Thanks to UCSB’s recent effort to expand its online database, music and history buffs around the world are now free to download over 5,500 historical audio files recorded between 1894 and 1923.

The audio archive, which features a wide variety of musical and spoken selections including ragtime, jazz and famous speeches, is part of an extension of Davidson Library’s online directory that was first created in November 2005, Project Director David Seubert said. Users can stream or download any of the files onto a home computer for free from www.cylinders.library.ucsb.edu.

All of the files in the database are digitized versions of recordings made on “audio cylinders” – an early form of sound recording about the size of a soda can with grooves around the side that would spin on its long axis when played on a phonograph. Noah Pollaczek, an audio technician, said he transferred the data from the cylinders to a computer using a machine called an archeophone. He said the process is challenging because some of the material is over 100 years old.

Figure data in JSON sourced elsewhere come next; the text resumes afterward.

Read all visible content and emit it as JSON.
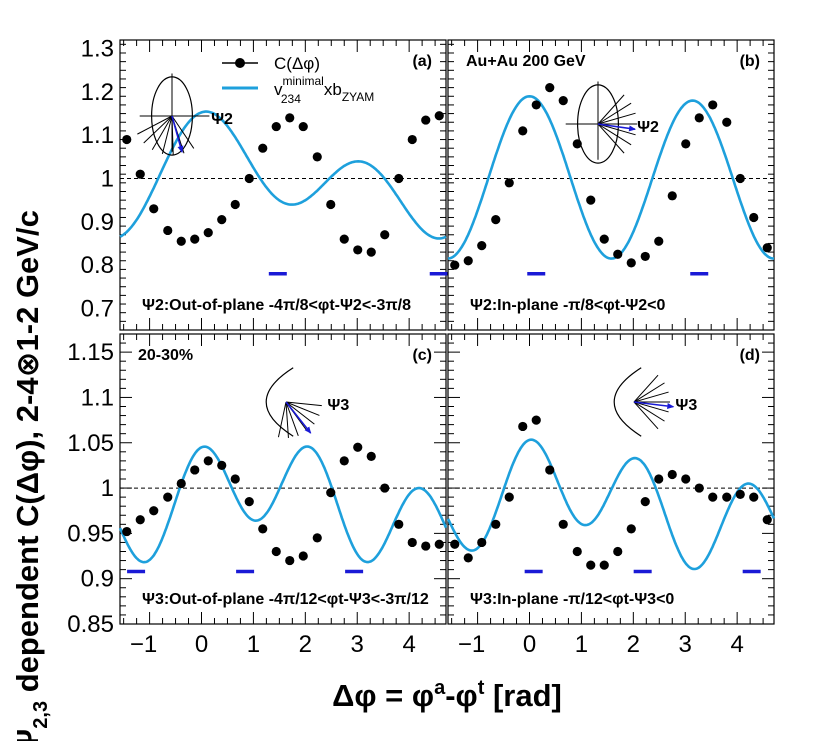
{
  "figure": {
    "y_axis_title": "Ψ2,3 dependent C(Δφ), 2-4⊗1-2 GeV/c",
    "x_axis_title": "Δφ = φa-φt [rad]",
    "legend": {
      "points_label": "C(Δφ)",
      "curve_label": "v234minimalxbZYAM"
    },
    "colors": {
      "curve": "#1ea0dc",
      "points": "#000000",
      "bars": "#1a1ad6",
      "reference_line": "#000000"
    }
  },
  "chart_data": [
    {
      "type": "scatter",
      "panel": "a",
      "tag": "(a)",
      "plane": "Ψ2",
      "condition": "Ψ2:Out-of-plane -4π/8<φt-Ψ2<-3π/8",
      "xlim": [
        -1.57,
        4.71
      ],
      "ylim": [
        0.65,
        1.32
      ],
      "xticks": [
        -1,
        0,
        1,
        2,
        3,
        4
      ],
      "yticks": [
        0.7,
        0.8,
        0.9,
        1,
        1.1,
        1.2,
        1.3
      ],
      "reference_y": 1.0,
      "points": {
        "x": [
          -1.44,
          -1.18,
          -0.92,
          -0.65,
          -0.39,
          -0.13,
          0.13,
          0.39,
          0.65,
          0.92,
          1.18,
          1.44,
          1.7,
          1.96,
          2.23,
          2.49,
          2.75,
          3.01,
          3.27,
          3.53,
          3.8,
          4.06,
          4.32,
          4.58
        ],
        "y": [
          1.09,
          1.01,
          0.93,
          0.88,
          0.855,
          0.86,
          0.875,
          0.905,
          0.94,
          1.0,
          1.07,
          1.12,
          1.14,
          1.12,
          1.05,
          0.94,
          0.86,
          0.835,
          0.83,
          0.87,
          1.0,
          1.09,
          1.135,
          1.145
        ]
      },
      "curve": {
        "C": 1.0,
        "a": 0.07,
        "phi": 0.6,
        "b": 0.095,
        "c3": 0.0
      },
      "bars": {
        "y": 0.78,
        "x": [
          1.47,
          4.57
        ]
      }
    },
    {
      "type": "scatter",
      "panel": "b",
      "tag": "(b)",
      "header": "Au+Au 200 GeV",
      "plane": "Ψ2",
      "condition": "Ψ2:In-plane -π/8<φt-Ψ2<0",
      "xlim": [
        -1.57,
        4.71
      ],
      "ylim": [
        0.65,
        1.32
      ],
      "xticks": [
        -1,
        0,
        1,
        2,
        3,
        4
      ],
      "yticks": [
        0.7,
        0.8,
        0.9,
        1,
        1.1,
        1.2,
        1.3
      ],
      "reference_y": 1.0,
      "points": {
        "x": [
          -1.44,
          -1.18,
          -0.92,
          -0.65,
          -0.39,
          -0.13,
          0.13,
          0.39,
          0.65,
          0.92,
          1.18,
          1.44,
          1.7,
          1.96,
          2.23,
          2.49,
          2.75,
          3.01,
          3.27,
          3.53,
          3.8,
          4.06,
          4.32,
          4.58
        ],
        "y": [
          0.8,
          0.81,
          0.845,
          0.905,
          0.99,
          1.11,
          1.17,
          1.21,
          1.18,
          1.08,
          0.95,
          0.86,
          0.825,
          0.805,
          0.82,
          0.855,
          0.96,
          1.08,
          1.14,
          1.17,
          1.13,
          1.0,
          0.91,
          0.84
        ]
      },
      "curve": {
        "C": 1.0,
        "a": 0.005,
        "phi": 0.0,
        "b": 0.185,
        "c3": 0.0
      },
      "bars": {
        "y": 0.78,
        "x": [
          0.13,
          3.27
        ]
      }
    },
    {
      "type": "scatter",
      "panel": "c",
      "tag": "(c)",
      "header": "20-30%",
      "plane": "Ψ3",
      "condition": "Ψ3:Out-of-plane -4π/12<φt-Ψ3<-3π/12",
      "xlim": [
        -1.57,
        4.71
      ],
      "ylim": [
        0.85,
        1.17
      ],
      "xticks": [
        -1,
        0,
        1,
        2,
        3,
        4
      ],
      "yticks": [
        0.85,
        0.9,
        0.95,
        1,
        1.05,
        1.1,
        1.15
      ],
      "reference_y": 1.0,
      "points": {
        "x": [
          -1.44,
          -1.18,
          -0.92,
          -0.65,
          -0.39,
          -0.13,
          0.13,
          0.39,
          0.65,
          0.92,
          1.18,
          1.44,
          1.7,
          1.96,
          2.23,
          2.49,
          2.75,
          3.01,
          3.27,
          3.53,
          3.8,
          4.06,
          4.32,
          4.58
        ],
        "y": [
          0.952,
          0.965,
          0.975,
          0.99,
          1.005,
          1.02,
          1.03,
          1.025,
          1.01,
          0.985,
          0.955,
          0.93,
          0.92,
          0.925,
          0.945,
          0.995,
          1.03,
          1.045,
          1.035,
          1.0,
          0.96,
          0.94,
          0.936,
          0.938
        ]
      },
      "curve": {
        "C": 0.982,
        "a": 0.03,
        "phi": 1.05,
        "b": 0.0,
        "c3": 0.048
      },
      "bars": {
        "y": 0.908,
        "x": [
          -1.26,
          0.84,
          2.94
        ]
      }
    },
    {
      "type": "scatter",
      "panel": "d",
      "tag": "(d)",
      "plane": "Ψ3",
      "condition": "Ψ3:In-plane -π/12<φt-Ψ3<0",
      "xlim": [
        -1.57,
        4.71
      ],
      "ylim": [
        0.85,
        1.17
      ],
      "xticks": [
        -1,
        0,
        1,
        2,
        3,
        4
      ],
      "yticks": [
        0.85,
        0.9,
        0.95,
        1,
        1.05,
        1.1,
        1.15
      ],
      "reference_y": 1.0,
      "points": {
        "x": [
          -1.44,
          -1.18,
          -0.92,
          -0.65,
          -0.39,
          -0.13,
          0.13,
          0.39,
          0.65,
          0.92,
          1.18,
          1.44,
          1.7,
          1.96,
          2.23,
          2.49,
          2.75,
          3.01,
          3.27,
          3.53,
          3.8,
          4.06,
          4.32,
          4.58
        ],
        "y": [
          0.938,
          0.923,
          0.94,
          0.96,
          0.99,
          1.068,
          1.075,
          1.02,
          0.96,
          0.93,
          0.915,
          0.915,
          0.93,
          0.955,
          0.985,
          1.01,
          1.015,
          1.01,
          1.0,
          0.99,
          0.99,
          0.993,
          0.99,
          0.965
        ]
      },
      "curve": {
        "C": 0.982,
        "a": 0.028,
        "phi": 0.6,
        "b": 0.0,
        "c3": 0.048
      },
      "bars": {
        "y": 0.908,
        "x": [
          0.08,
          2.18,
          4.28
        ]
      }
    }
  ]
}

“I clean [the audio files] up by removing their snap, crackle and pop as best as possible, creating MP3 and QuickTime files for each original cylinder, and finally placing all of them on the websites,” Pollaczek said.

Seubert said nearly 7,000 cylinders are currently stored in the preservation lab of the Davidson Library – the third largest collection of such recordings in the country.

“Whether or not you’re a music student, the website provides a unique history of context to the time period,” Seubert said. “You can go to the site and look for some of the earliest jazz recordings.”

The website, which has seen over 800,000 hits and 200,000 downloads since November, provides a search engine for users to find audio files from various artists, composers and genres, Seubert said.

The historic recordings provide a unique perspective on the popular culture and important issues of a given time period, Seubert said.

“If you go back and listen to a song called “Come Josephine in My Flying Machine,” from 100 years ago, airplanes were brand new, and the fact that they show up in popular song … you can see how the times have changed,” Seubert said. “You can hear songs about automobiles and airplanes and see how people reacted to technology back then, as well as social changes and racial changes.”

The audio cylinder database has garnered favorable reviews from the press, Seubert said.

“Slate magazine … in a year-end wrap-up of things that happened in 2005, said that [the database was] one of 2005’s most notable cultural happenings,” Seubert said.

Pollaczek said the site will continue to add recordings from the Davidson Library’s collection of cylinders in the future, including a selection of songs from World War I.